Perché non possono essere imprenditori veri: sono gattini che si travestono da gente “cazzuta”, come dice Briatore, ma solo per l’occasione. Fanno decisamente ridere: quel viso corrucciato che secondo loro significa voglia di vincere, quei capelli sempre perfetti (complimenti ai loro coiffeur), i vestiti impeccabili e la barbetta da persona profonda… Insomma, sembrano le brutte copie dei partecipanti statunitensi, molti dei quali fra l’altro con studi importanti alle spalle. Vestirsi bene vuol dire avere gusto (e soldi), non qualità manageriali.
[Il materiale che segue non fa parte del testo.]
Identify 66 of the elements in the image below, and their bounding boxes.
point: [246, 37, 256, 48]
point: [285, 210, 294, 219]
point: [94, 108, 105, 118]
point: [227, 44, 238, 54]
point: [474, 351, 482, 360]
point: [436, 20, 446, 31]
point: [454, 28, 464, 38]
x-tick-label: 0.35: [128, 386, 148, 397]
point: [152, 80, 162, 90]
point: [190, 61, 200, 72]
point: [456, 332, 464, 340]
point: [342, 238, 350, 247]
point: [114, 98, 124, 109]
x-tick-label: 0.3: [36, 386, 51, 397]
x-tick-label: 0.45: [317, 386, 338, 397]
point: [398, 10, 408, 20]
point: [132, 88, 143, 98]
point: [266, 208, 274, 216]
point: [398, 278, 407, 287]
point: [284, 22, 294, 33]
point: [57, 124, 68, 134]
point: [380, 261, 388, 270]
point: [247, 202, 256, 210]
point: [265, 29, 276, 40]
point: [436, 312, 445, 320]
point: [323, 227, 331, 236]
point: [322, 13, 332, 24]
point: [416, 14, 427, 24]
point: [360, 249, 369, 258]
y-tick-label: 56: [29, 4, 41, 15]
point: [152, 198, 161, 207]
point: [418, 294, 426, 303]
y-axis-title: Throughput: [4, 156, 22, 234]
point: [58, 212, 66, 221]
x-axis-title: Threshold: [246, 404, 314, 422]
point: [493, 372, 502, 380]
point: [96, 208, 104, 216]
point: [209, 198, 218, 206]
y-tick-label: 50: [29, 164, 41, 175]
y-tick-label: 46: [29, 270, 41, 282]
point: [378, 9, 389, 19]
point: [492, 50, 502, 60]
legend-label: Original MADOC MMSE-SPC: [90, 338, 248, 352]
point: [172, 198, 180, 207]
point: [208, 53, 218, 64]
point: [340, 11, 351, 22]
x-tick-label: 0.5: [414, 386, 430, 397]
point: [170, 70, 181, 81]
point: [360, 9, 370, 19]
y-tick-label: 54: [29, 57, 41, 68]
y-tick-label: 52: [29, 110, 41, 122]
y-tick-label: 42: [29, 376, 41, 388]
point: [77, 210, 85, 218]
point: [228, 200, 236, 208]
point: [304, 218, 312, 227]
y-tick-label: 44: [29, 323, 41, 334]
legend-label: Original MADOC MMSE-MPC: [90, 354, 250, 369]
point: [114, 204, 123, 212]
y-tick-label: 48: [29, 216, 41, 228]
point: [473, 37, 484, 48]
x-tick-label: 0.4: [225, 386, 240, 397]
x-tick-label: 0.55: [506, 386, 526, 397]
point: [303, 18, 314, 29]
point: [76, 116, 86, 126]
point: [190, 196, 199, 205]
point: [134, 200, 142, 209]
Gattini travestiti da leoni, giovani morbidi che mai potrebbero condurre lotte feroci, incapaci che si credono capitani d’industria: sembra una soap opera. Se questi sono i migliori usciti dalla selezione, come saranno quelli scartati? C’è quello che faceva l’Arlecchino al mercato ittico, c’è il saputello pubblicitario, c’è quello con i capelli cotonati, quello che ha studiato fino all’inverosimile la somiglianza con Stefano Gabbana. Il momento più alto delle loro prestazioni é quando fanno i soldati disciplinati e dicono “sì boss”, “ha ragione boss”.

E’ tutto comunque divertente, anche l’equivoco finzione-realtà in questa versione italiana sta benissimo. Perché gente così, che sdottora di marginalità e business plan in una delle quindici pause caffé quotidiane, la si incontra ogni giorno nelle aziende e non solo in televisione. Gente che ha bisogno di discutere quattro ore per decidere dove comprare una mazza da golf spiega meglio di molte inchieste il mito non solo italiano della ‘riunione’, quando l’importante è farsi vedere attivi e non esserlo.